Spaenle ist promovierter Historiker, neben Geschichte studierte er auch katholische Theologie. Sein Studium finanzierte er sich als Bahnarbeiter. „Das war harte Arbeit“, entsinnt er sich. Anpacken kann er auch heute noch. Zum Beispiel in seinem Wochenendhäuschen in der Fränkischen Schweiz. Dort ist regelmäßiges Rasenmähen am Hang angesagt. Was, wie er stöhnt, „echte Maloche“ sei. Egal – er liebt Gartenarbeit. Das entspannt ihn.

Nach dem Studium arbeitete Spaenle einige Jahre als Fernsehjournalist beim Bayerischen Rundfunk, zunächst im Bereich Aktuelles, später in der Kirchenredaktion. Schon damals war er oft abends und am Wochenende im Einsatz, sodass ihn die ungewöhnlichen Arbeitszeiten in der Politik nicht wirklich störten.

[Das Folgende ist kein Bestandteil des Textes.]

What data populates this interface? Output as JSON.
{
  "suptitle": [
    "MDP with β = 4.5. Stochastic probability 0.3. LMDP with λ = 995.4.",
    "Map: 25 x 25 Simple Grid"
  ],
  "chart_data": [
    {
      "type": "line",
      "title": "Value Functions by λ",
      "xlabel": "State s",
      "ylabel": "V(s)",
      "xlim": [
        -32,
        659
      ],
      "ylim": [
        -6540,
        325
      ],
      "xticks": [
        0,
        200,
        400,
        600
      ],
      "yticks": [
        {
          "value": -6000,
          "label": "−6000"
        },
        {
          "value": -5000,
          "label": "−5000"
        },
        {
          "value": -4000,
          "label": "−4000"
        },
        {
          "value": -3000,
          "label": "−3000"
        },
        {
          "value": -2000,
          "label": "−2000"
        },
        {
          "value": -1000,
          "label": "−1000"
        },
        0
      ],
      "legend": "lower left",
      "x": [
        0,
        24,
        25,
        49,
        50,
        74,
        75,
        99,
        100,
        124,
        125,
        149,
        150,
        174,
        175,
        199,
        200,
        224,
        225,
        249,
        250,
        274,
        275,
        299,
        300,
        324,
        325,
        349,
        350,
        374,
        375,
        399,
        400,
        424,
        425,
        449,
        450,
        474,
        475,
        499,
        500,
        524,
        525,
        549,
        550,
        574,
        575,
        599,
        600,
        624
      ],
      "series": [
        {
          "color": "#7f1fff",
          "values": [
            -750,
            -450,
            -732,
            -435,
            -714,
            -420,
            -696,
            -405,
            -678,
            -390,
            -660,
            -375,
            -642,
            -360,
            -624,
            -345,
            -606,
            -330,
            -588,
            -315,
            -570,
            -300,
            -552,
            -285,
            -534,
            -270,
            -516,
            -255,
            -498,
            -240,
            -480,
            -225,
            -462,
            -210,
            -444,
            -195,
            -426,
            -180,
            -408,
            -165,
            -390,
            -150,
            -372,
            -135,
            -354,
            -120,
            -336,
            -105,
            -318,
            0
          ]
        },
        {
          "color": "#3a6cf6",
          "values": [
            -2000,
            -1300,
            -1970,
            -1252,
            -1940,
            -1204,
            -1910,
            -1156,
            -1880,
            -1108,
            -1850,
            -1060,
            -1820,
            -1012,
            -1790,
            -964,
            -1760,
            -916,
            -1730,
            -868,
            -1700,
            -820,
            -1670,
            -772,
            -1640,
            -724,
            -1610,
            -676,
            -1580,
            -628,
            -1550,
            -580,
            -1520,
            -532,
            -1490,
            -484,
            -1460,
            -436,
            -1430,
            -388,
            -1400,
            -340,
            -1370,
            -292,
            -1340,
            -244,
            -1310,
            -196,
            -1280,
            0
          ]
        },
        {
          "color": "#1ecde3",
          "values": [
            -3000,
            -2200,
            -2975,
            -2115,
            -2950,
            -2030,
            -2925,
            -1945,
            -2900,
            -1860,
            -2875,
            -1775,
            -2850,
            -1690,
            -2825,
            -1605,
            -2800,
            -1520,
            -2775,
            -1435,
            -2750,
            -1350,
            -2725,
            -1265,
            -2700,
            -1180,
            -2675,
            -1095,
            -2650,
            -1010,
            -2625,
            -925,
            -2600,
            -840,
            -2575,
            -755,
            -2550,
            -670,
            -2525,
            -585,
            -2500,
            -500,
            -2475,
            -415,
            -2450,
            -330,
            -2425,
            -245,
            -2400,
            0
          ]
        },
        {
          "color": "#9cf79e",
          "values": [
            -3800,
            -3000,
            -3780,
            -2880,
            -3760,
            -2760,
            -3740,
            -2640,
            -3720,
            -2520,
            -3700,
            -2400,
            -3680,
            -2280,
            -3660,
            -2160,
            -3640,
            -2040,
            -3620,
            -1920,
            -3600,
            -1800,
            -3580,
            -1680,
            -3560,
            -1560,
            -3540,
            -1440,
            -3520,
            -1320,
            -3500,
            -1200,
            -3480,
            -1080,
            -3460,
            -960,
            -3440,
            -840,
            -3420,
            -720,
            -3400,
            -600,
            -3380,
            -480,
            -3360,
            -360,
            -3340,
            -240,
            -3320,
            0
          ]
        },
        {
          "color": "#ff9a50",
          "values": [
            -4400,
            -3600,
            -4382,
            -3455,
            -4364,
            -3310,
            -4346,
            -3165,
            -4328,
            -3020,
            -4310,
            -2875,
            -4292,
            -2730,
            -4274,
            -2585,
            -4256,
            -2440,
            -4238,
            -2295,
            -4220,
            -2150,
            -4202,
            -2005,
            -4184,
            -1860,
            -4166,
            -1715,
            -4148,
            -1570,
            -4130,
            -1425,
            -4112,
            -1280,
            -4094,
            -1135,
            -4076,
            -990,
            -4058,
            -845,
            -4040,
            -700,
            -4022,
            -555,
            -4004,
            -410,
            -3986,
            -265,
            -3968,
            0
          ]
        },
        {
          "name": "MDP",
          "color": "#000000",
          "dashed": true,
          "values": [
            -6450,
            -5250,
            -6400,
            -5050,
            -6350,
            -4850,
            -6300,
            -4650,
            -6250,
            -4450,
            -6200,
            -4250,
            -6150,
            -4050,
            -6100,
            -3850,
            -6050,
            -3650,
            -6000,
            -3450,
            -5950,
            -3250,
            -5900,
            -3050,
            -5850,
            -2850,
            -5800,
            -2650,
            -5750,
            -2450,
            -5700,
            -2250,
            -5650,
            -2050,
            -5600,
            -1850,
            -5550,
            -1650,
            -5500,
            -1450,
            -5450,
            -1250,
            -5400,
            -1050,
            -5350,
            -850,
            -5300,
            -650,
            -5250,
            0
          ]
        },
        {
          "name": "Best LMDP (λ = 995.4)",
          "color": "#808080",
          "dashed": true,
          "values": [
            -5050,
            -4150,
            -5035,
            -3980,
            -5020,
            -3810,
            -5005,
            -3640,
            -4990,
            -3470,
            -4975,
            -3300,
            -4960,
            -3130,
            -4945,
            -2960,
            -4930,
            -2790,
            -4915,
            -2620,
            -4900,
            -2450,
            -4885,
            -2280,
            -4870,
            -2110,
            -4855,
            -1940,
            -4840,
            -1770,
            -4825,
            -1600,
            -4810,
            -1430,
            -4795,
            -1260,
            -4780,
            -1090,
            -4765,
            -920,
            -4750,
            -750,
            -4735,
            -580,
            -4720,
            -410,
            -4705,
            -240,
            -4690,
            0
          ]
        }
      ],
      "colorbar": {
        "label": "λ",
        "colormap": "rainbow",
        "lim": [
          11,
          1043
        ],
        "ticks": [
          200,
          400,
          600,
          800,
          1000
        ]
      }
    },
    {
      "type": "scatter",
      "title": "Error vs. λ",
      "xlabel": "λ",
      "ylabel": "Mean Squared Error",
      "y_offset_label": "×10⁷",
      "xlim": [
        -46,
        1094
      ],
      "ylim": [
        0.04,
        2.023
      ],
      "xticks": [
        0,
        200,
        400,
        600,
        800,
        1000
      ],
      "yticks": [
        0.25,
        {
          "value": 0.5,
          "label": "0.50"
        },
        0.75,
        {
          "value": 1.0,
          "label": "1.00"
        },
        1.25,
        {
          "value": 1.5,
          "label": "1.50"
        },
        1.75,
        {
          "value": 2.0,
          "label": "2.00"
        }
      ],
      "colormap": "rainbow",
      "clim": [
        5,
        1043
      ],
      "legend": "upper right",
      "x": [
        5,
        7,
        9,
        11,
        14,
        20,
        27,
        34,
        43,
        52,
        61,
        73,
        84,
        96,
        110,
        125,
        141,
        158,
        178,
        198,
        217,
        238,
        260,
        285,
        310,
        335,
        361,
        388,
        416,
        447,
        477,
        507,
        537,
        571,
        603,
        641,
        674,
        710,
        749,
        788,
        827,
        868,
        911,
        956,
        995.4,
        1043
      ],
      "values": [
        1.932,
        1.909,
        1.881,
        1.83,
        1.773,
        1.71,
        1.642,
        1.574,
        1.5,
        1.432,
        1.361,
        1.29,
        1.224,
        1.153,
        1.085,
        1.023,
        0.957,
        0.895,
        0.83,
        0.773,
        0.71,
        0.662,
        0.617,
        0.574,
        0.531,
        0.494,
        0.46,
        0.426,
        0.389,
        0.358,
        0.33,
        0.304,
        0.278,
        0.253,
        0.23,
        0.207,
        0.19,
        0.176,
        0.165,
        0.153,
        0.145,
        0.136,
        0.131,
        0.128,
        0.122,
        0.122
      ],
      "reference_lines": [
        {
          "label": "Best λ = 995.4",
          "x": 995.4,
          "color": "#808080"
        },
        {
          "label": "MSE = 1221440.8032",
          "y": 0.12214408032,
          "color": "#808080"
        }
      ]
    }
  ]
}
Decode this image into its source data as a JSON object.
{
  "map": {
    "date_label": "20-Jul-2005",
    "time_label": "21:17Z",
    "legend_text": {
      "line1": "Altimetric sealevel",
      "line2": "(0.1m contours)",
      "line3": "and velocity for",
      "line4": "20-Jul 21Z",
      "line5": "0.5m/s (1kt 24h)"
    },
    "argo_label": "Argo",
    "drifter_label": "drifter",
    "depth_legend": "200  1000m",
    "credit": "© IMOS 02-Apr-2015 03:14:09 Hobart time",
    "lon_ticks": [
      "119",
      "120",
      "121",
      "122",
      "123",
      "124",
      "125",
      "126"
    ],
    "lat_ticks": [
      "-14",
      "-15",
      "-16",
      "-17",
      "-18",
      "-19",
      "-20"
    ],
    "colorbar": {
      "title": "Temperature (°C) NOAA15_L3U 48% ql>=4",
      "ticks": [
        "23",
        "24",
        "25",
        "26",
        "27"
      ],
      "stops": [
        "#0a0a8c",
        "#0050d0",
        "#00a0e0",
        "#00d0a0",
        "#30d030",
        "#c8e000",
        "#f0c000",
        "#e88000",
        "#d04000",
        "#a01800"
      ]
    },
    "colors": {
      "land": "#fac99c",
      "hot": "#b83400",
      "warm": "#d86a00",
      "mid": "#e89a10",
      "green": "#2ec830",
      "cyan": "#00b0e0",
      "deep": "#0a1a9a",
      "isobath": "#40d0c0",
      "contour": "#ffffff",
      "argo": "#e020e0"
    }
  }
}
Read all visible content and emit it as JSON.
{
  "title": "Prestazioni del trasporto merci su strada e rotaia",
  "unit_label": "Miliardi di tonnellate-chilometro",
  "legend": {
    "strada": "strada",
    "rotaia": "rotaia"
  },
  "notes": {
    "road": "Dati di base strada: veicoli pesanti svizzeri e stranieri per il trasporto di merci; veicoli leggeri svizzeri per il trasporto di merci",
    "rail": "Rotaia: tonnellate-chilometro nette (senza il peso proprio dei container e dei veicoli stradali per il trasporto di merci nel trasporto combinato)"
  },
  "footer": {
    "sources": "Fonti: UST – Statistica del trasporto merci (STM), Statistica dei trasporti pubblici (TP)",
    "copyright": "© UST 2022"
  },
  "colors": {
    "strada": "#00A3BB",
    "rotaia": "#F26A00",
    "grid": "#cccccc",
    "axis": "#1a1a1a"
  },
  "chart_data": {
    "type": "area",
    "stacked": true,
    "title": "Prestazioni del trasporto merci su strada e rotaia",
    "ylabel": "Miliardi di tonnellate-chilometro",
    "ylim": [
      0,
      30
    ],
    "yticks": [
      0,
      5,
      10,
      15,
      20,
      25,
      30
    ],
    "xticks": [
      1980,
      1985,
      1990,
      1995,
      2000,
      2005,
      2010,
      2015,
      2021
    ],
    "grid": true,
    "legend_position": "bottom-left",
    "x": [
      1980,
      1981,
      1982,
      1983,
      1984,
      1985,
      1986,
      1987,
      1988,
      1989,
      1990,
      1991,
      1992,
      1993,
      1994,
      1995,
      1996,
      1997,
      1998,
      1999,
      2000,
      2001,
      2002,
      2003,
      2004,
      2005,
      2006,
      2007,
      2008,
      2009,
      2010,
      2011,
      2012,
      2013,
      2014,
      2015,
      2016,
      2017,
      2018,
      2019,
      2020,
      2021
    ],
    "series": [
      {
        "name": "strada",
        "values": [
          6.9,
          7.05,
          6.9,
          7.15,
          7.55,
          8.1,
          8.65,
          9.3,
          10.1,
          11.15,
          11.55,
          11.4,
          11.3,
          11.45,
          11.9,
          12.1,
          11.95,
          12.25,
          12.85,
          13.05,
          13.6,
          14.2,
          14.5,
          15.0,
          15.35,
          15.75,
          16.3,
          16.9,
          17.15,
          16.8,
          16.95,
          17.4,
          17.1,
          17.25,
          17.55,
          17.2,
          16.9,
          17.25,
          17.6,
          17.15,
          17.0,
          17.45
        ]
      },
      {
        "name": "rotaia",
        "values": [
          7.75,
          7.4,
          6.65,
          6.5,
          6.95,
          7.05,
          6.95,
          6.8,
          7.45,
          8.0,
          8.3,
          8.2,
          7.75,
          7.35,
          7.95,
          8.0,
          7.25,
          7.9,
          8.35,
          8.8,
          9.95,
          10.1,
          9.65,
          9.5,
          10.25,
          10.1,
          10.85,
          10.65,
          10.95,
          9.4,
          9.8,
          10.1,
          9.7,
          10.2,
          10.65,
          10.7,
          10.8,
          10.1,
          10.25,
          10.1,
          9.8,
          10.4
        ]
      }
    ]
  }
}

So richtig zur Ruhe gekommen ist der Vater zweier Töchter (18 und 23) ohnehin selten. Als Minister wirkte Spaenle stets wie ein Getriebener. Presseleute fürchteten seine Endlossätze, die er in atemberaubendem Tempo, ohne Verschnaufpause, herunterratterte. Und so empfand er sein Zwangs-Aus als Minister und Abgeordneter als kalten Entzug. „Das ist, wie wenn man aus einem fahrenden ICE aussteigt“, sagt Spaenle. Auf die Frage, ob die politikfreie Zeit nicht auch Vorzüge besitze, antwortet er nur widerstrebend. Es sei schön, Herr seines Terminkalenders zu sein, fällt ihm immerhin ein. Und natürlich bleibe Raum für Hobbys. Neben Gartenarbeit sind das: Geschichte, Radeln, Wandern. Spaenle sagt, er liebe es, stundenlang allein umherzustreifen, „auch in Städten, egal wo“.

Erleichtert ist er schon, dass die Zeit der nie gekannten Freiheiten relativ rasch vorbei war. „Mich freut’s, dass ich wieder im Landtag bin“, strahlt Spaenle. Auch wenn es ungewohnt sein muss, nun als einstiger Bildungsminister einfaches Mitglied im Bildungsausschuss zu sein. Sein Spezialgebiet Erinnerungsarbeit ist dort übrigens schon vergeben, zuständig ist die CSU-Abgeordnete Ute Eiling-Hütig. Spaenle wiederum kümmert sich als Bildungspolitiker um den Bereich Begabtenförderung.

Spaenles politischer Wunschtraum: „Ich möchte mein Amt als Antisemitismusbeauftragter überflüssig machen.“ Leider dürfte das so schnell nicht der Fall sein. Tatsächlich wird der Kampf gegen Antisemitismus auch in Bayern immer arbeitsintensiver. Zahlen aus dem Innenministerium belegen, dass die in Bayern gemeldeten antisemitischen Straftaten im Jahr 2019 um rund 40 Prozent auf 307 gestiegen sind. Dazu zählen Beleidigungen, Sachbeschädigungen wie Schmierereien oder Körperverletzungen.

Im Innenausschuss des Landtags musste der Antisemitismusbeauftragte Spaenle kürzlich berichten, dass die Hate-Speech-Sonderdezernenten der bayerischen Staatsanwaltschaften dieses Jahr 81 Ermittlungsverfahren wegen antisemitischer Hass-Posts im Netz einleiteten. Und auch die Covid-19-Krise erreicht ihn. Spaenle ist bestürzt darüber, dass einzelne Verschwörungstheoretiker den Juden die Schuld an der Pandemie geben – und es bei Demonstrationen gegen Corona-Beschränkungen wiederholt antisemitische Ausfälle gab.